A two-time Olympian and prominent U.S. distance runner was among three people killed when his twin-engine plane crashed and burst into flames after takeoff from an Arizona airport, his alma mater said on Friday.
Pat Porter, 53, who ran the 10,000 meters in the 1984 and 1988 Summer Olympics, died along with his 15-year-old son, Connor, and a friend when the aircraft crashed at Sedona Airport on Thursday morning, Adams State University in Alamosa, Colorado, said in a statement.
|Pat Porter wins his sixth consecutive United States Men's Cross Country Championship in 1987. (AP Photo)
Aviation records show the Beechcraft 60 aircraft was registered to Porter. Authorities, however, have yet to identify the victims of the crash, which witnesses said sent a huge column of black smoke into the sky.

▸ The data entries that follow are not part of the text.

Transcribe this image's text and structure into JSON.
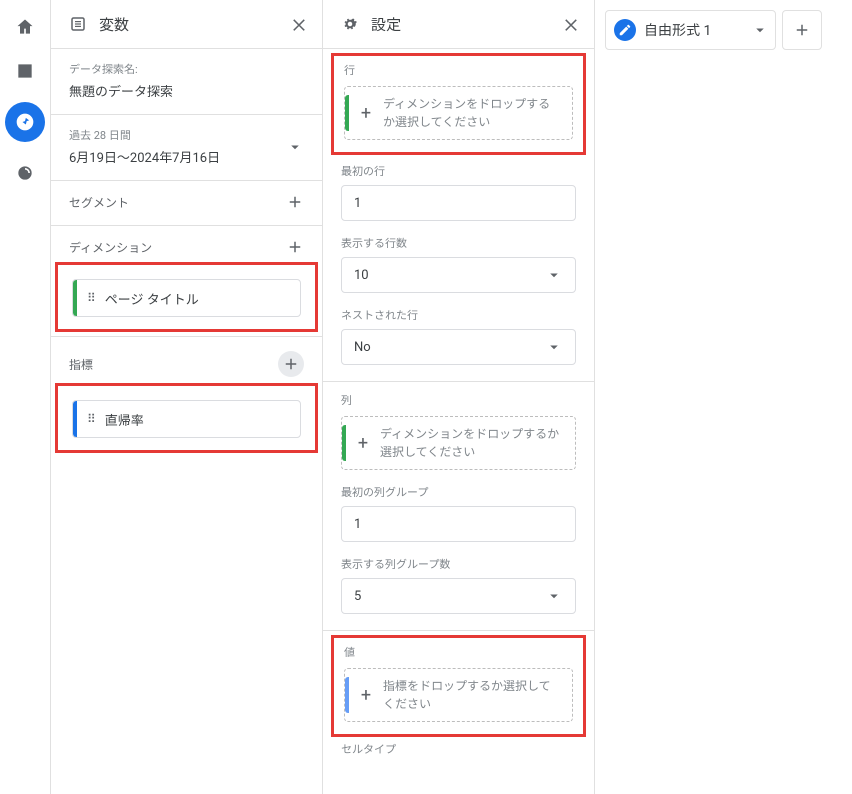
{
  "variables": {
    "title": "変数",
    "exploration_label": "データ探索名:",
    "exploration_name": "無題のデータ探索",
    "date_range_label": "過去 28 日間",
    "date_range_value": "6月19日～2024年7月16日",
    "segments_label": "セグメント",
    "dimensions_label": "ディメンション",
    "dimension_chip": "ページ タイトル",
    "metrics_label": "指標",
    "metric_chip": "直帰率"
  },
  "settings": {
    "title": "設定",
    "rows": {
      "label": "行",
      "drop_text": "ディメンションをドロップするか選択してください",
      "first_row_label": "最初の行",
      "first_row_value": "1",
      "show_rows_label": "表示する行数",
      "show_rows_value": "10",
      "nested_label": "ネストされた行",
      "nested_value": "No"
    },
    "cols": {
      "label": "列",
      "drop_text": "ディメンションをドロップするか選択してください",
      "first_col_label": "最初の列グループ",
      "first_col_value": "1",
      "show_cols_label": "表示する列グループ数",
      "show_cols_value": "5"
    },
    "values": {
      "label": "値",
      "drop_text": "指標をドロップするか選択してください",
      "celltype_label": "セルタイプ"
    }
  },
  "tabs": {
    "tab1_label": "自由形式 1"
  }
}
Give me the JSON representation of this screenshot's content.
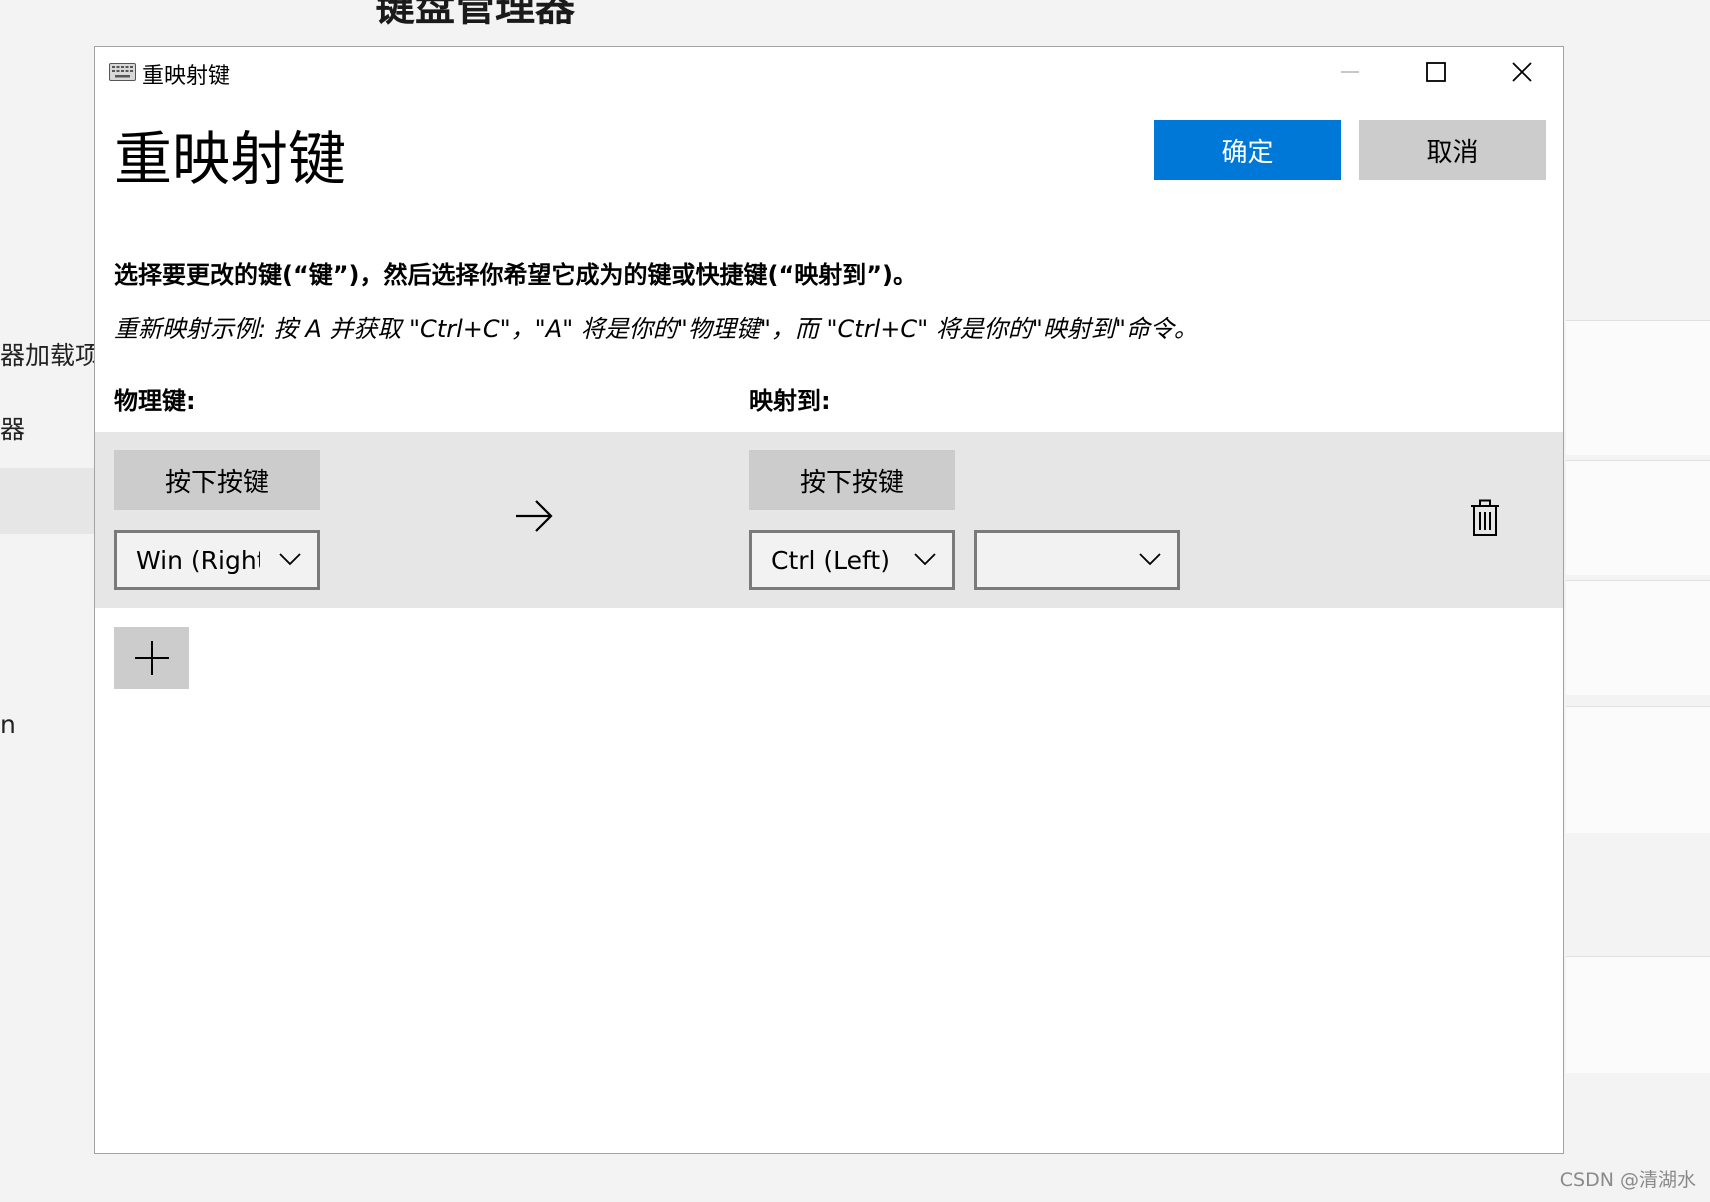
{
  "background": {
    "title": "键盘管理器",
    "left_items": [
      "器加载项",
      "器",
      "n"
    ],
    "watermark": "CSDN @清湖水"
  },
  "dialog": {
    "window_title": "重映射键",
    "heading": "重映射键",
    "ok_label": "确定",
    "cancel_label": "取消",
    "instruction": "选择要更改的键(“键”)，然后选择你希望它成为的键或快捷键(“映射到”)。",
    "example": "重新映射示例: 按 A 并获取 \"Ctrl+C\"，\"A\" 将是你的\"物理键\"，而 \"Ctrl+C\" 将是你的\"映射到\"命令。",
    "physical_header": "物理键:",
    "mapped_header": "映射到:",
    "mappings": [
      {
        "press_label": "按下按键",
        "physical_key": "Win (Right)",
        "map_press_label": "按下按键",
        "mapped_key_1": "Ctrl (Left)",
        "mapped_key_2": ""
      }
    ]
  },
  "colors": {
    "accent": "#0078d7",
    "button_gray": "#cccccc",
    "row_background": "#e6e6e6"
  },
  "icons": {
    "app": "keyboard-icon",
    "arrow": "arrow-right-icon",
    "delete": "trash-icon",
    "add": "plus-icon"
  }
}
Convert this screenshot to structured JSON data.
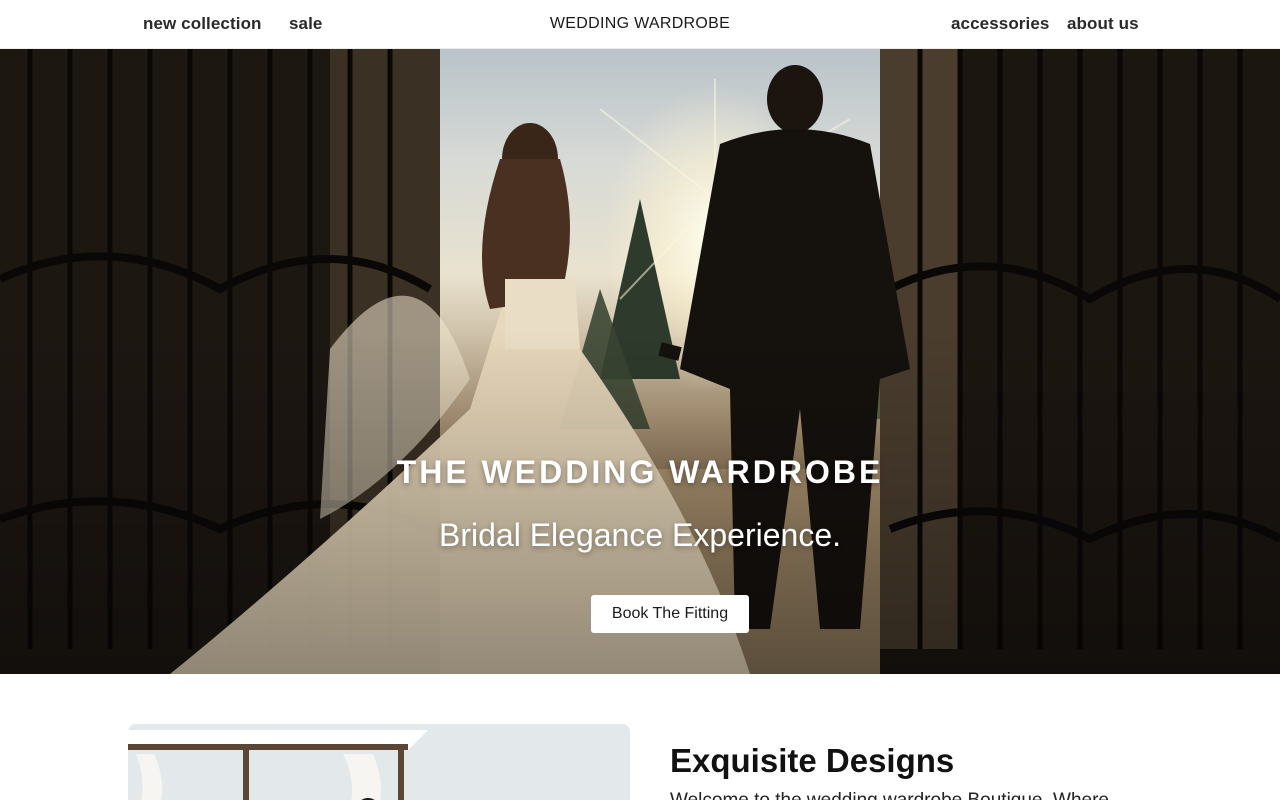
{
  "header": {
    "brand": "WEDDING WARDROBE",
    "nav_left": [
      "new collection",
      "sale"
    ],
    "nav_right": [
      "accessories",
      "about us"
    ]
  },
  "hero": {
    "title": "THE WEDDING WARDROBE",
    "subtitle": "Bridal Elegance Experience.",
    "cta_label": "Book The Fitting"
  },
  "feature": {
    "title": "Exquisite Designs",
    "body": "Welcome to the wedding wardrobe Boutique. Where"
  }
}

"At this point there are no indications as to what may have caused this accident," said Tom Little, the National Transportation Safety Board inspector assigned to investigate the crash.
Little said the wreckage would be moved from the site later on Friday and taken to Phoenix for a "detailed examination." Autopsies are expected to take place this weekend, according to the Yavapai Medical Examiner's Office.
Porter finished in 15th place in the 10,000 meters in the 1984 Olympics in Los Angeles. He also ran in the same event at the 1988 Olympics in Seoul, South Korea.
The Albuquerque, New Mexico, resident was a dominant fixture in U.S. long distance running in the 1980s, capturing a record-setting eight USA Track and Field cross country titles. He is married to Trish Porter, a 1988 Olympian in the high jump.
"Our hearts go out to the victims' families for this tragic loss," Max Siegel, USA Track & Field chief executive, said in a statement. "Pat was one of the greatest American cross country runners in history and inspired a generation of distance runners," he added.
Porter was inducted into the Rocky Mountain Athletic Conference Hall of Fame last Friday and the Adams State University Hall of Fame in 2000.